Re: postgresql latency & bgwriter not doing its job

From: Andres Freund <andres(at)2ndquadrant(dot)com>
To: Fabien COELHO <coelho(at)cri(dot)ensmp(dot)fr>
Cc: Josh Berkus <josh(at)agliodbs(dot)com>, PostgreSQL Developers <pgsql-hackers(at)postgresql(dot)org>
Subject: Re: postgresql latency & bgwriter not doing its job
Date: 2014-08-26 09:58:00
Message-ID: 20140826095800.GK21544@awork2.anarazel.de
Views: Raw Message | Whole Thread | Download mbox | Resend email
Thread:
Lists: pgsql-hackers

On 2014-08-26 11:34:36 +0200, Fabien COELHO wrote:
>
> >Uh. I'm not surprised you're facing utterly horrible performance with
> >this. Did you try using a *large* checkpoints_segments setting? To
> >achieve high performance
>
> I do not seek "high performance" per se, I seek "lower maximum latency".

So?

> I think that the current settings and parameters are designed for high
> throughput, but do not allow to control the latency even with a small load.

The way're you're setting them is tuned for 'basically no write
activity'.

> >you likely will have to make checkpoint_timeout *longer* and increase
> >checkpoint_segments until *all* checkpoints are started because of "time".
>
> Well, as I want to test a *small* load in a *reasonable* time, so I did not
> enlarge the number of segments, otherwise it would take ages.

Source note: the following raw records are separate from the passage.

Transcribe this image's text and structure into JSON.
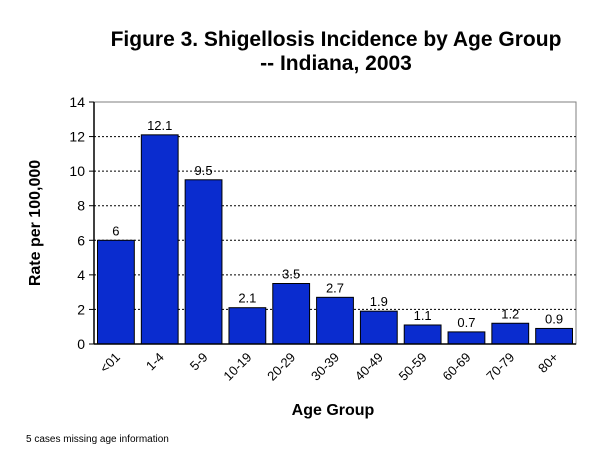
{
  "chart_data": {
    "type": "bar",
    "title": [
      "Figure 3. Shigellosis Incidence by Age Group",
      "-- Indiana, 2003"
    ],
    "xlabel": "Age Group",
    "ylabel": "Rate per 100,000",
    "categories": [
      "<01",
      "1-4",
      "5-9",
      "10-19",
      "20-29",
      "30-39",
      "40-49",
      "50-59",
      "60-69",
      "70-79",
      "80+"
    ],
    "values": [
      6,
      12.1,
      9.5,
      2.1,
      3.5,
      2.7,
      1.9,
      1.1,
      0.7,
      1.2,
      0.9
    ],
    "data_labels": [
      "6",
      "12.1",
      "9.5",
      "2.1",
      "3.5",
      "2.7",
      "1.9",
      "1.1",
      "0.7",
      "1.2",
      "0.9"
    ],
    "ylim": [
      0,
      14
    ],
    "yticks": [
      0,
      2,
      4,
      6,
      8,
      10,
      12,
      14
    ],
    "grid": "horizontal dashed",
    "bar_color": "#0a2ccf",
    "bar_edge_color": "#000000"
  },
  "footnote": "5 cases missing age information"
}
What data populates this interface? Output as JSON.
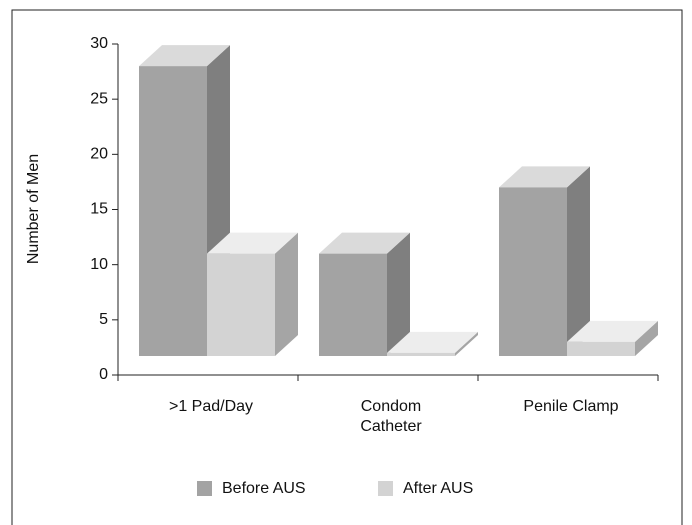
{
  "chart_data": {
    "type": "bar3d",
    "categories": [
      ">1 Pad/Day",
      "Condom Catheter",
      "Penile Clamp"
    ],
    "series": [
      {
        "name": "Before AUS",
        "color": "#a3a3a3",
        "values": [
          28,
          11,
          17
        ]
      },
      {
        "name": "After AUS",
        "color": "#d3d3d3",
        "values": [
          11,
          2,
          3
        ]
      }
    ],
    "y_label": "Number of Men",
    "ylim": [
      0,
      30
    ],
    "yticks": [
      0,
      5,
      10,
      15,
      20,
      25,
      30
    ]
  }
}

Well, that way you're testing something basically meaningless. That's
not helpful either.

> If I put a "checkpoint_timeout = 1min" and "checkpoint_completion_target =
> 0.9" so that the checkpoints are triggered by the timeout,
>
> LOG: checkpoint starting: time
> LOG: checkpoint complete: wrote 4476 buffers (27.3%); 0 transaction log
> file(s) added, 0 removed, 0 recycled; write=53.645 s, sync=5.127 s,
> total=58.927 s; sync files=12, longest=2.890 s, average=0.427 s
> ...
>
> The result is basically the same (well 18% transactions lost, but the result
> do not seem to be stable one run after the other), only there are more
> checkpoints.

With these settings you're fsyncing the entire data directy once a
minute. Nearly entirely from the OS's buffer cache, because the OS's
writeback logic didn't have time to kick in.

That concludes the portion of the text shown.